President Gotabaya Rajapaksa is reported to have ordered that dollars be released for fuel imports urgently. Whom is he trying to fool? He cannot be unaware that there aren’t enough dollars for fuel purchases. Is he trying to deflect criticism by issuing such directives? The SLPP government bankrupted the country by stealing public funds, slashing taxes, granting massive pay hikes to some categories of public sector workers, throwing money around in the name of pandemic relief, and using forex reserves to defend the rupee in vain, despite repeated warnings from the Central Bank and the Finance Ministry officials. Various rackets such as the sugar tax scam have also taken their toll on the economy. The country is therefore without enough dollars to pay for essential imports including fuel, and there is no way either the Central Bank or the Finance Ministry could find foreign currency for fuel imports in a hurry simply because the President asks them to do so.
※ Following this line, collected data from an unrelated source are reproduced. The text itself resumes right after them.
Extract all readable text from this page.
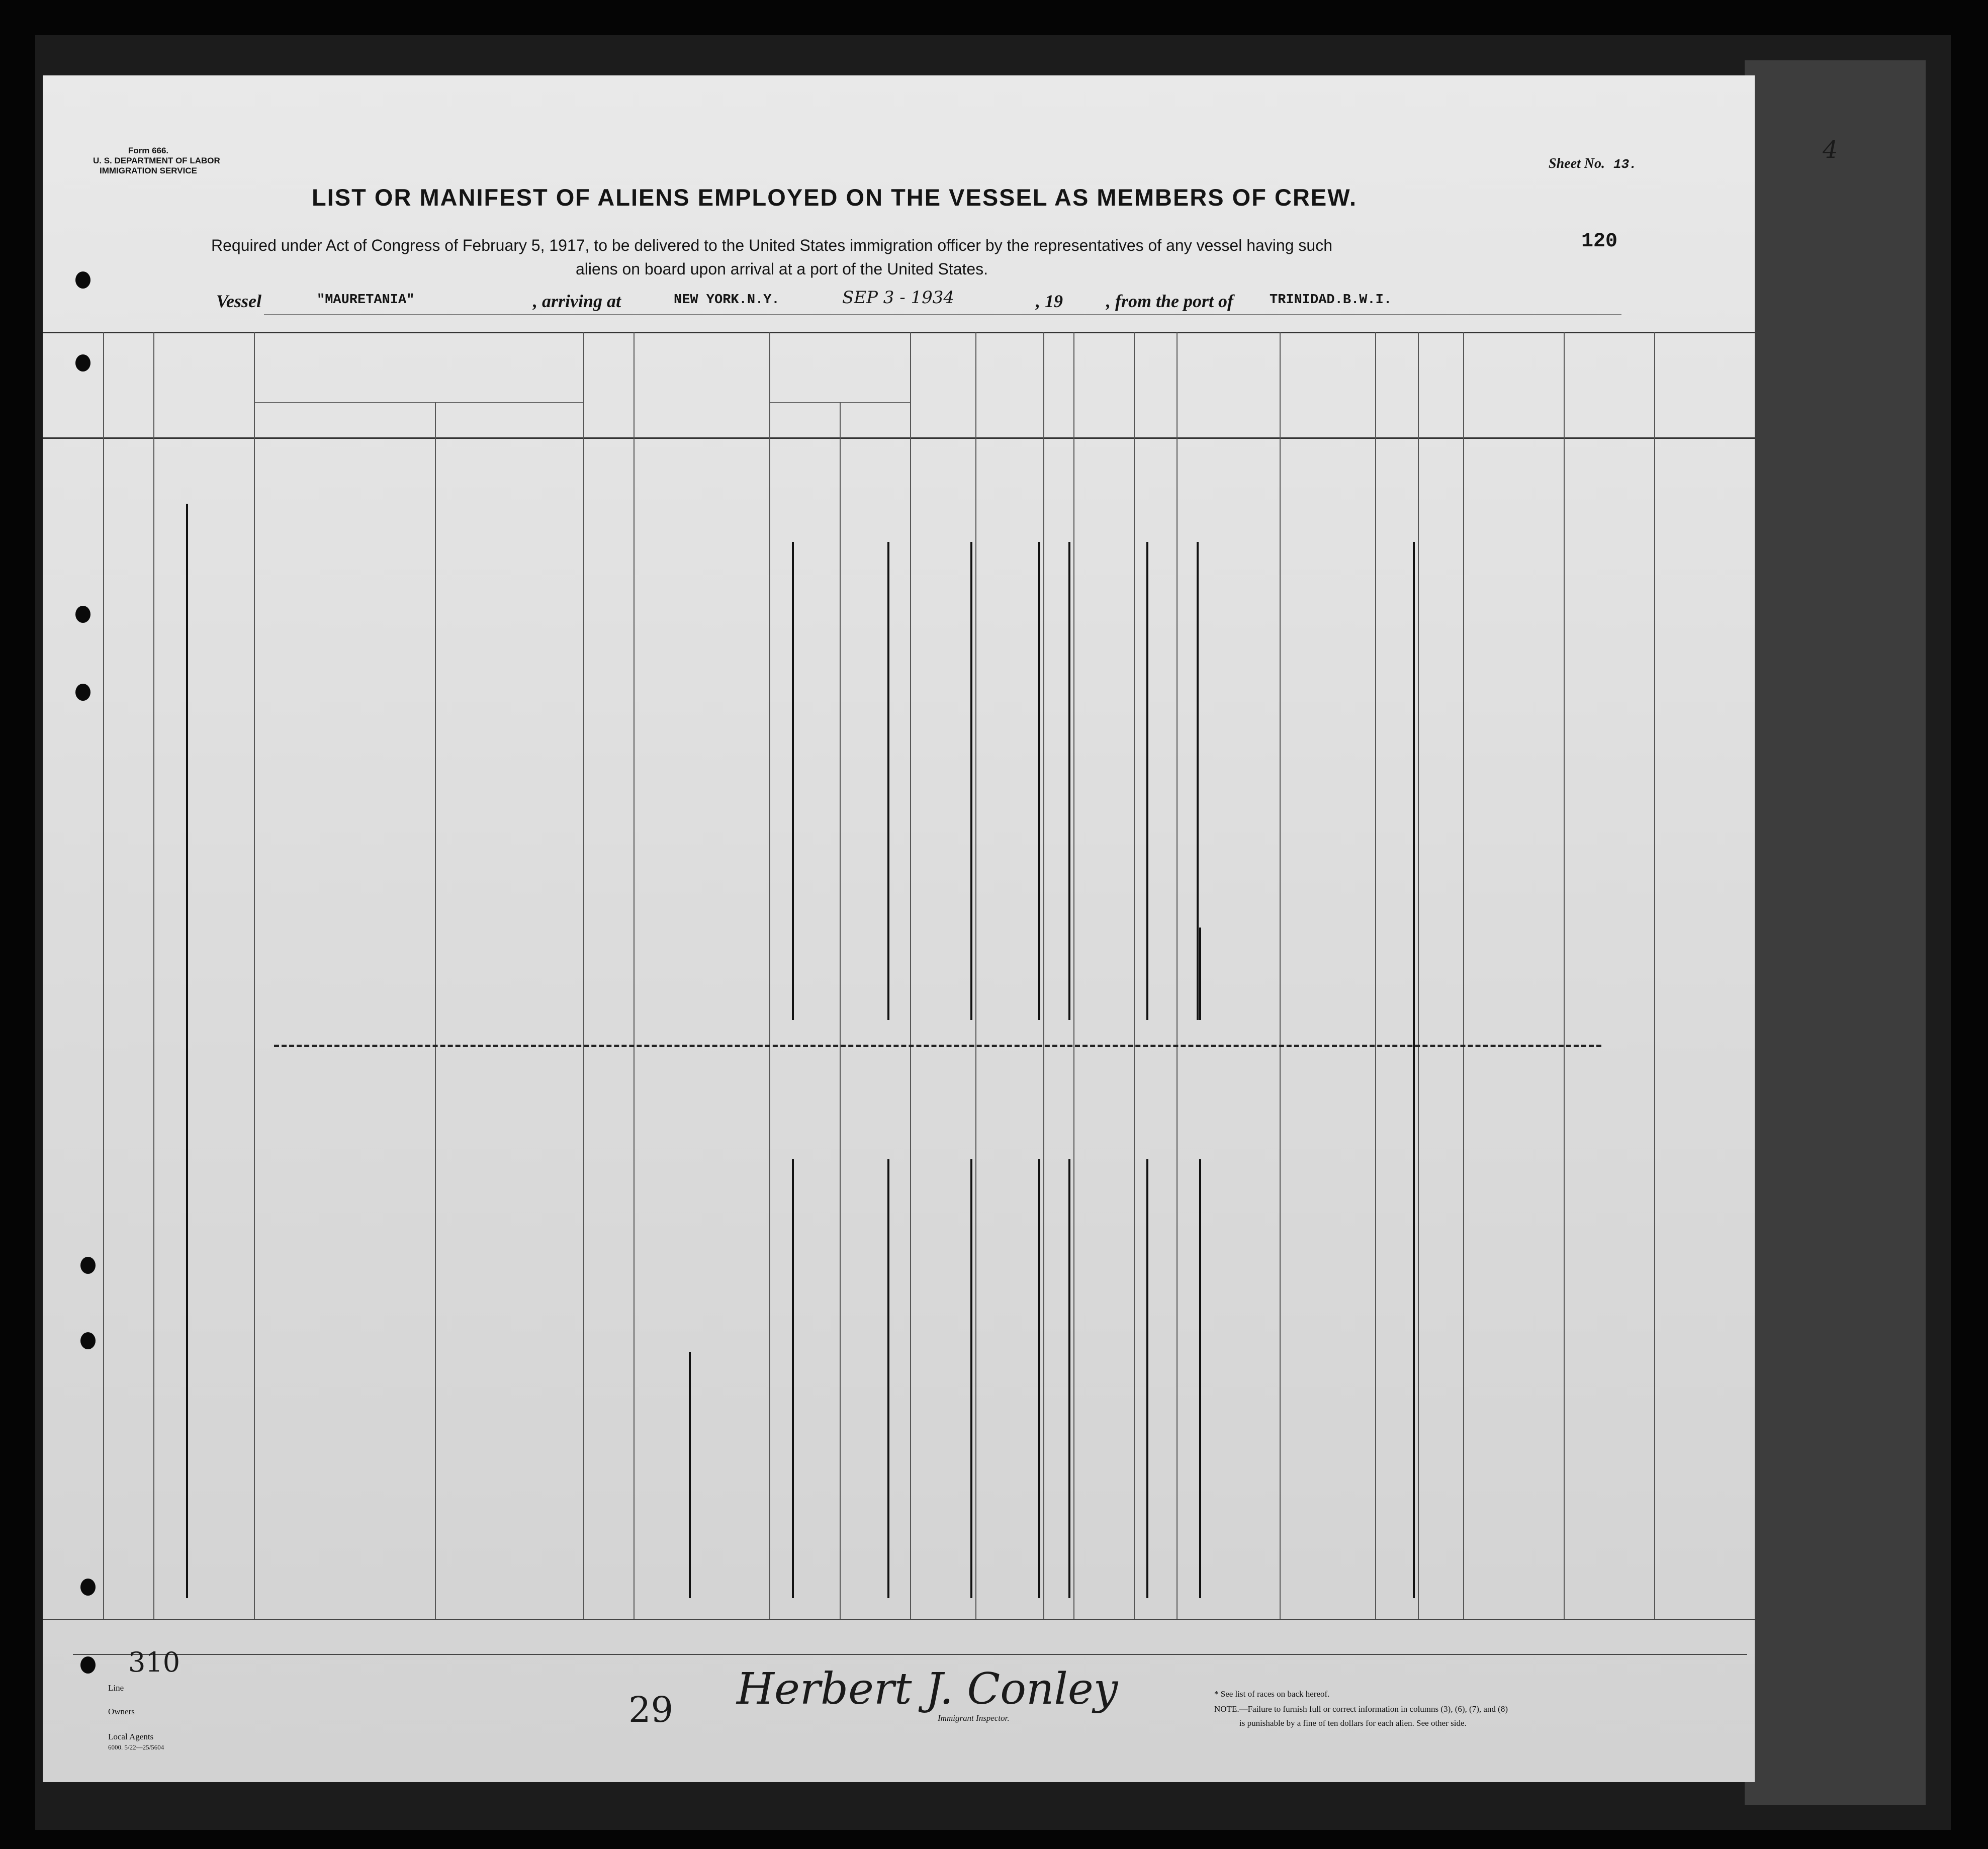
Form 666.
U. S. DEPARTMENT OF LABOR
IMMIGRATION SERVICE	Sheet No. 13.
4
LIST OR MANIFEST OF ALIENS EMPLOYED ON THE VESSEL AS MEMBERS OF CREW.
Required under Act of Congress of February 5, 1917, to be delivered to the United States immigration officer by the representatives of any vessel having such
aliens on board upon arrival at a port of the United States.
120
Vessel	"MAURETANIA"	, arriving at	NEW YORK.N.Y.	SEP 3 - 1934	, 19 , from the port of	TRINIDAD.B.W.I.
Line
310
Owners
Local Agents
6000. 5/22—25/5604
29 Herbert J. Conley
Immigrant Inspector.
* See list of races on back hereof.
NOTE.—Failure to furnish full or correct information in columns (3), (6), (7), and (8)
is punishable by a fine of ten dollars for each alien. See other side.
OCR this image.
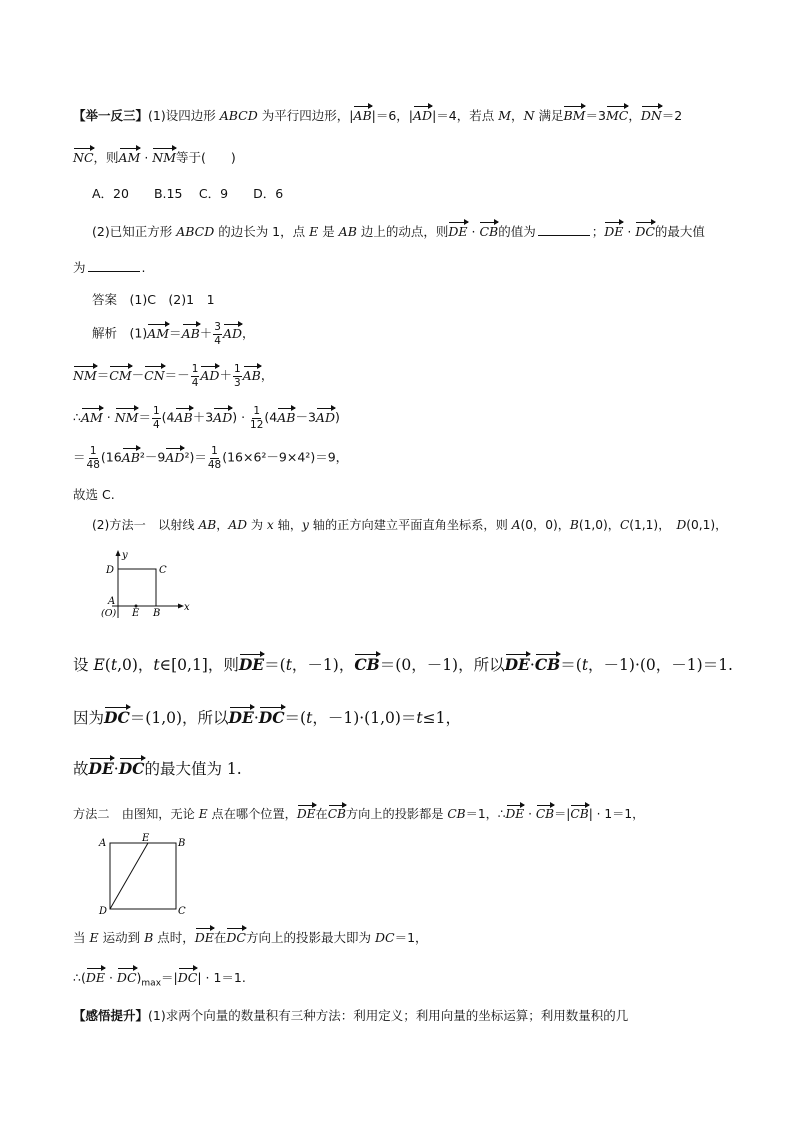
【举一反三】(1)设四边形 ABCD 为平行四边形，|AB|＝6，|AD|＝4，若点 M，N 满足BM＝3MC，DN＝2
NC，则AM · NM等于(　　)
A．20　　B.15　 C．9　　D．6
(2)已知正方形 ABCD 的边长为 1，点 E 是 AB 边上的动点，则DE · CB的值为	；DE · DC的最大值
为	.
答案　(1)C　(2)1　1
解析　$(1)AM=AB+ \frac{3}{4}$ AD，
$NM=CM-CN=- \frac{1}{4} AD+ \frac{1}{3}$ AB，
∴AM · $NM= \frac{1}{4} (4AB+3AD) \cdot \frac{1}{12} (4AB-3AD)$
＝ $\frac{1}{48} (16AB^2-9AD^2)= \frac{1}{48} (16\times 6^2-9\times 4^2)=9$，
故选 C.
(2)方法一　以射线 AB，AD 为 x 轴，y 轴的正方向建立平面直角坐标系，则 A(0，0)，B(1,0)，C(1,1)，　D(0,1)，
y
x
D	C
A
(O) E B
设 E(t,0)，t∈[0,1]，则DE＝(t，－1)，CB＝(0，－1)，所以DE·CB＝(t，－1)·(0，－1)＝1.
因为DC＝(1,0)，所以DE·DC＝(t，－1)·(1,0)＝t≤1，
故DE·DC的最大值为 1.
方法二　由图知，无论 E 点在哪个位置，DE在CB方向上的投影都是 CB＝1，∴DE · CB＝|CB| · 1＝1，
A	E	B
D	C
当 E 运动到 B 点时，DE在DC方向上的投影最大即为 DC＝1，
∴(DE · $DC)_{max}=|DC| \cdot 1=1$.
【感悟提升】(1)求两个向量的数量积有三种方法：利用定义；利用向量的坐标运算；利用数量积的几
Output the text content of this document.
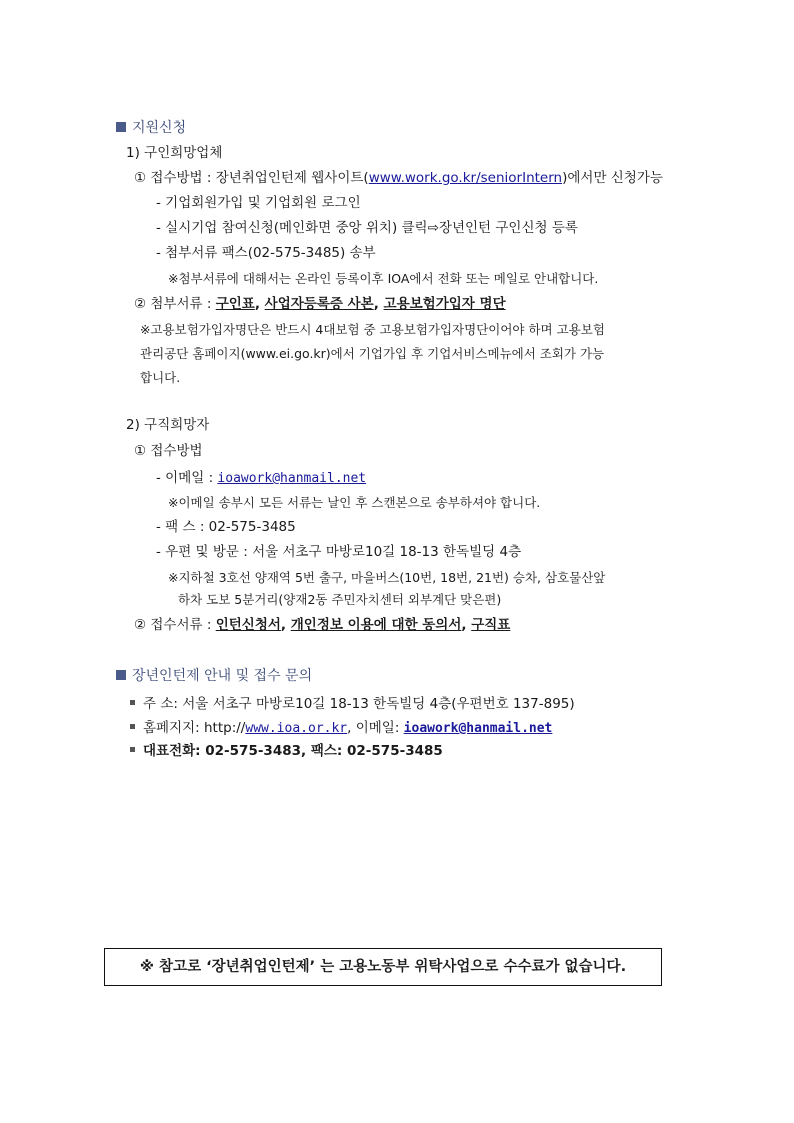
지원신청
1) 구인희망업체
① 접수방법 : 장년취업인턴제 웹사이트(www.work.go.kr/seniorIntern)에서만 신청가능
- 기업회원가입 및 기업회원 로그인
- 실시기업 참여신청(메인화면 중앙 위치) 클릭⇨장년인턴 구인신청 등록
- 첨부서류 팩스(02-575-3485) 송부
※첨부서류에 대해서는 온라인 등록이후 IOA에서 전화 또는 메일로 안내합니다.
② 첨부서류 : 구인표, 사업자등록증 사본, 고용보험가입자 명단
※고용보험가입자명단은 반드시 4대보험 중 고용보험가입자명단이어야 하며 고용보험
관리공단 홈페이지(www.ei.go.kr)에서 기업가입 후 기업서비스메뉴에서 조회가 가능
합니다.
2) 구직희망자
① 접수방법
- 이메일 : ioawork@hanmail.net
※이메일 송부시 모든 서류는 날인 후 스캔본으로 송부하셔야 합니다.
- 팩 스 : 02-575-3485
- 우편 및 방문 : 서울 서초구 마방로10길 18-13 한독빌딩 4층
※지하철 3호선 양재역 5번 출구, 마을버스(10번, 18번, 21번) 승차, 삼호물산앞
하차 도보 5분거리(양재2동 주민자치센터 외부계단 맞은편)
② 접수서류 : 인턴신청서, 개인정보 이용에 대한 동의서, 구직표
장년인턴제 안내 및 접수 문의
주 소: 서울 서초구 마방로10길 18-13 한독빌딩 4층(우편번호 137-895)
홈페지지: http://www.ioa.or.kr, 이메일: ioawork@hanmail.net
대표전화: 02-575-3483, 팩스: 02-575-3485
※ 참고로 ‘장년취업인턴제’ 는 고용노동부 위탁사업으로 수수료가 없습니다.
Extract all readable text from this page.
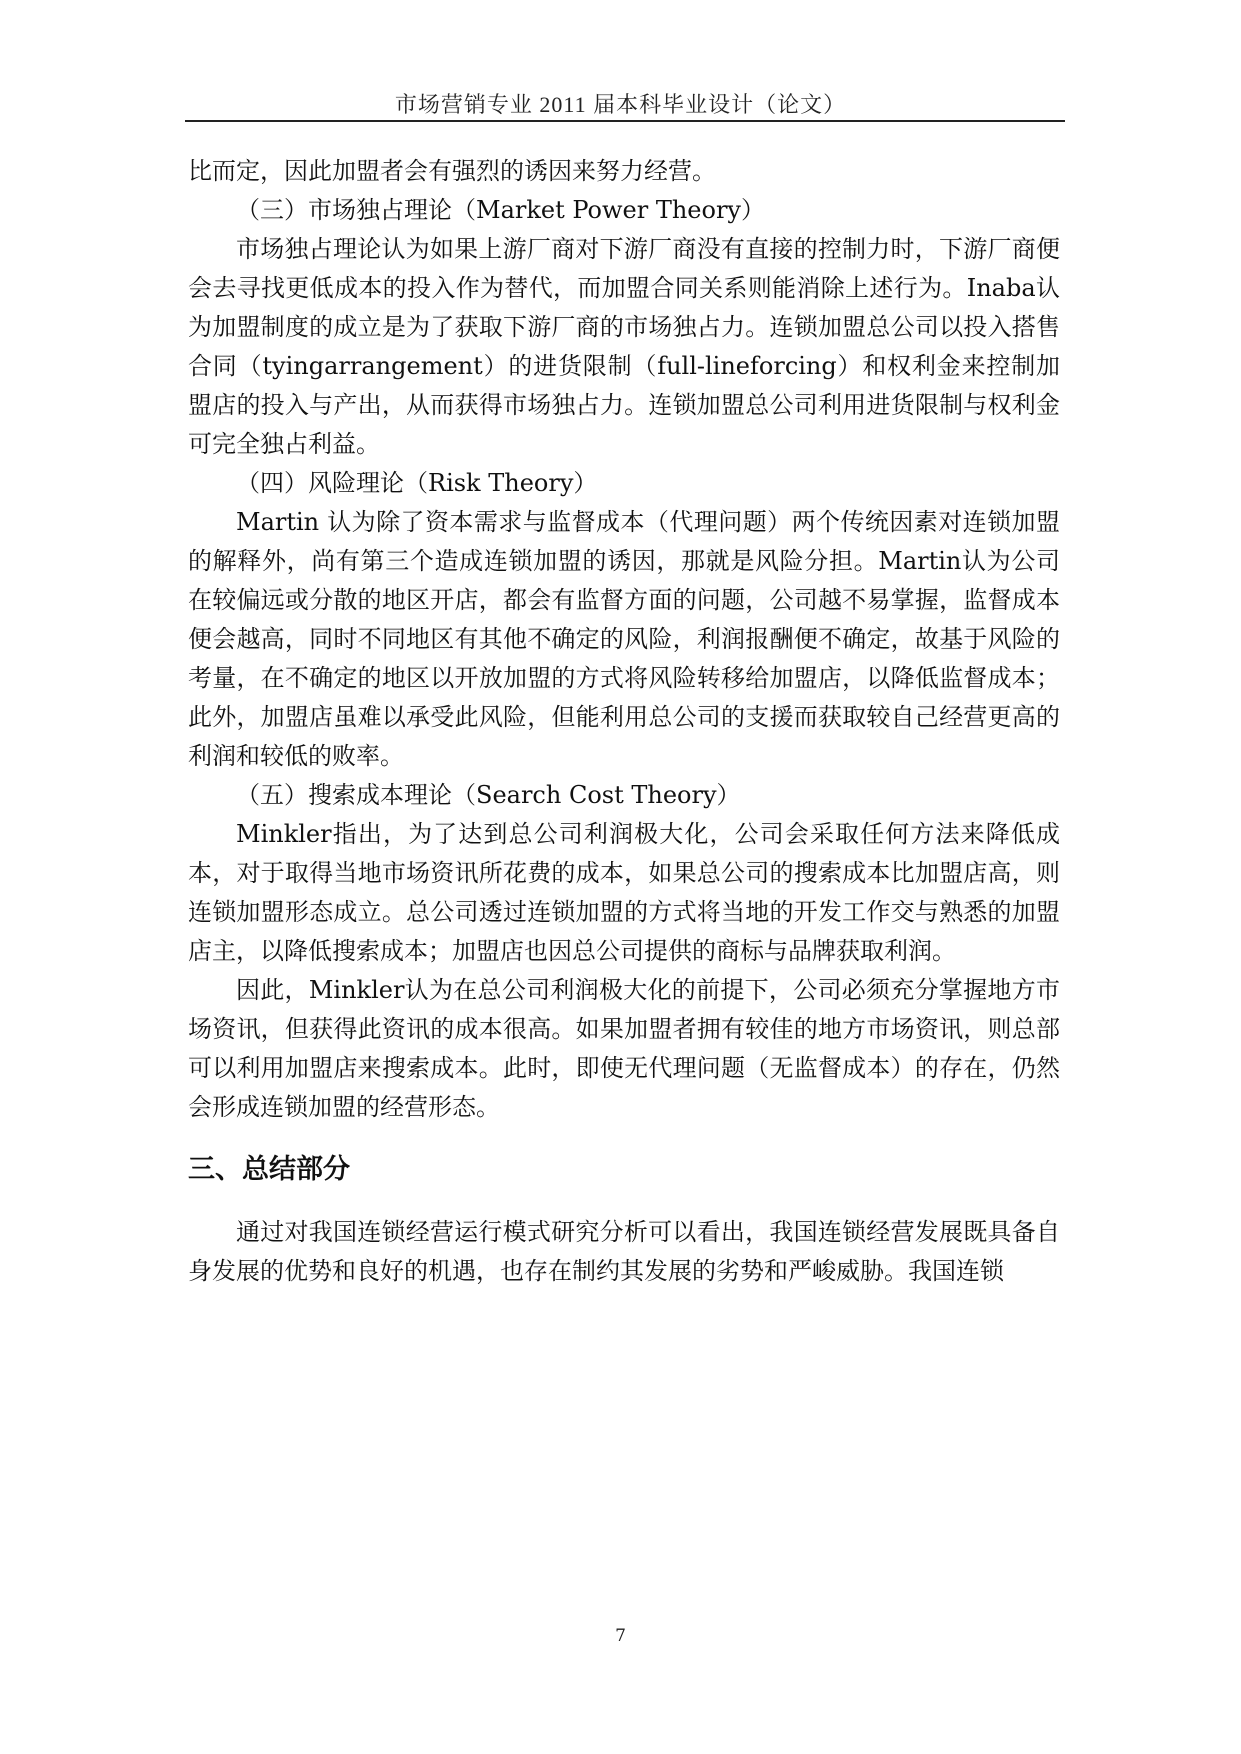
市场营销专业 2011 届本科毕业设计（论文）

比而定，因此加盟者会有强烈的诱因来努力经营。

（三）市场独占理论（Market Power Theory）

市场独占理论认为如果上游厂商对下游厂商没有直接的控制力时，下游厂商便会去寻找更低成本的投入作为替代，而加盟合同关系则能消除上述行为。Inaba认为加盟制度的成立是为了获取下游厂商的市场独占力。连锁加盟总公司以投入搭售合同（tyingarrangement）的进货限制（full-lineforcing）和权利金来控制加盟店的投入与产出，从而获得市场独占力。连锁加盟总公司利用进货限制与权利金可完全独占利益。

（四）风险理论（Risk Theory）

Martin 认为除了资本需求与监督成本（代理问题）两个传统因素对连锁加盟的解释外，尚有第三个造成连锁加盟的诱因，那就是风险分担。Martin认为公司在较偏远或分散的地区开店，都会有监督方面的问题，公司越不易掌握，监督成本便会越高，同时不同地区有其他不确定的风险，利润报酬便不确定，故基于风险的考量，在不确定的地区以开放加盟的方式将风险转移给加盟店，以降低监督成本；此外，加盟店虽难以承受此风险，但能利用总公司的支援而获取较自己经营更高的利润和较低的败率。

（五）搜索成本理论（Search Cost Theory）

Minkler指出，为了达到总公司利润极大化，公司会采取任何方法来降低成本，对于取得当地市场资讯所花费的成本，如果总公司的搜索成本比加盟店高，则连锁加盟形态成立。总公司透过连锁加盟的方式将当地的开发工作交与熟悉的加盟店主，以降低搜索成本；加盟店也因总公司提供的商标与品牌获取利润。

因此，Minkler认为在总公司利润极大化的前提下，公司必须充分掌握地方市场资讯，但获得此资讯的成本很高。如果加盟者拥有较佳的地方市场资讯，则总部可以利用加盟店来搜索成本。此时，即使无代理问题（无监督成本）的存在，仍然会形成连锁加盟的经营形态。

三、总结部分

通过对我国连锁经营运行模式研究分析可以看出，我国连锁经营发展既具备自身发展的优势和良好的机遇，也存在制约其发展的劣势和严峻威胁。我国连锁

7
Perhaps, the only way to pay for fuel imports immediately is to make the corrupt government politicians who have helped themselves to public funds, all these years, return part of their ill-gotten wealth hidden overseas.
SJB MP Champika Ranawaka has flayed the government for the fuel crisis. He has said the country’s image will have to be repaired before foreign assistance is sought. It will not be possible to overcome the present crisis so long as failed politicians continue to be in top posts, he has said. One cannot but agree with him. He is one of the few Opposition members capable of strategic thinking although he was a member of the failed yahapalana government. He has said he is willing to be actively involved in crisis management if a truly multi-party, interim government is formed with a timeframe set for a general election. He would have been able to take over the Power and Energy Ministry if the SJB had accepted the President’s offer to form a government, last month. He and other SJB MPs should have brought pressure to bear on their leader Sajith Premadasa to form a caretaker government together with other parties. They should do so, at least now. A new interim government may not be able to contain the crisis overnight, but it will help prevent the likes of Basil Rajapaksa from manipulating ministers to compass his ends. Prime Minister Ranil Wickremesinghe is at the mercy of the Rajapaksa family, which controls the SLPP. The incumbent administration is a collective of self-seeking strange bedfellows who are willing to further the interests of the Rajapaksa family; the sooner it is got rid of, the better. That will be half the battle in managing the crisis.
Meanwhile, the government ought to find ways and means of holding racketeers at bay to ensure that fuel to be imported will be dispensed in an equitable manner. It has to devise a rationing system to prevent hoarding. Otherwise, a part of the next fuel shipment will also end up on the black market via hoarders’ dens, and the ordinary people will be left without petrol, diesel or kerosene.